Headline inflation, which captures the full basket of consumer goods and services, similarly registered 1.2% annually, also missing the consensus estimate of 1.3%. The twin readings suggest price pressures in the city-state remain well-contained as the year draws to a close.
The latest data points to a relatively benign inflationary environment in Singapore, continuing a trend of moderate price growth that has characterized much of 2024. Core inflation has hovered in the low single digits for several months, providing breathing room for both consumers and monetary authorities after the sharp price increases experienced in 2022 and 2023.
Economists suggest the softer-than-expected readings may reflect easing cost pressures across several categories, though the specific drivers of November’s inflation performance have yet to be detailed in the full report. The stability in core inflation is particularly significant, as the Monetary Authority of Singapore uses this metric as a key input when calibrating its exchange rate-centered monetary policy.
With inflation tracking below forecasts, market watchers will be keen to assess whether the MAS maintains its current policy stance or signals any adjustments in its next monetary policy statement.

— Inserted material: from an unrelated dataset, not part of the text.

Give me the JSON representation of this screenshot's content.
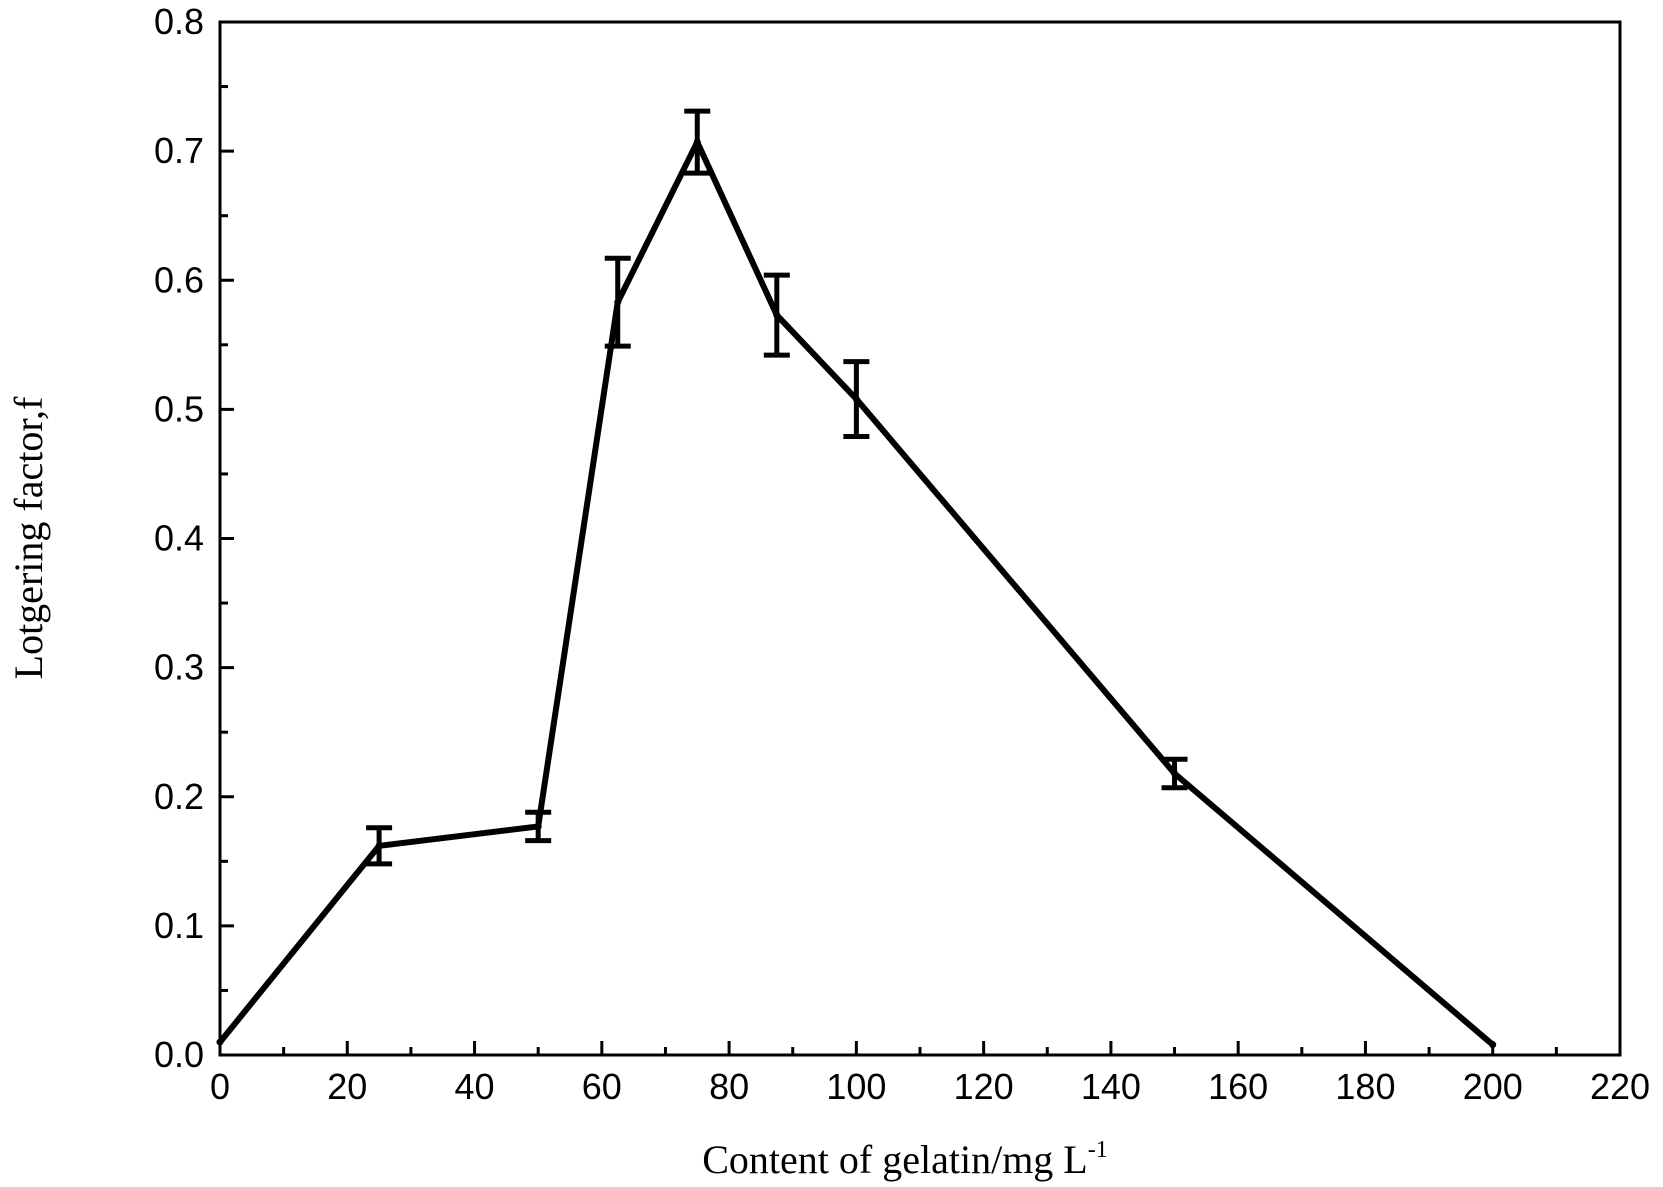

The central bank‘s approach—managing inflation through exchange rate policy rather than interest rates—makes these monthly price readings crucial indicators for the direction of Singapore’s economic management.
The contained inflation backdrop also offers some relief to Singaporean households, who have weathered years of rising living costs, particularly in essential categories such as food and utilities.
WHAT YOU SHOULD KNOW
Singapore’s inflation remained stable at 1.2% in November—below economists’ expectations—signaling that price pressures are well-controlled. This gives policymakers room to maintain their current monetary stance and offers relief to households after years of rising costs.
The subdued inflation suggests Singapore’s economy is achieving a balanced state of modest price growth without overheating.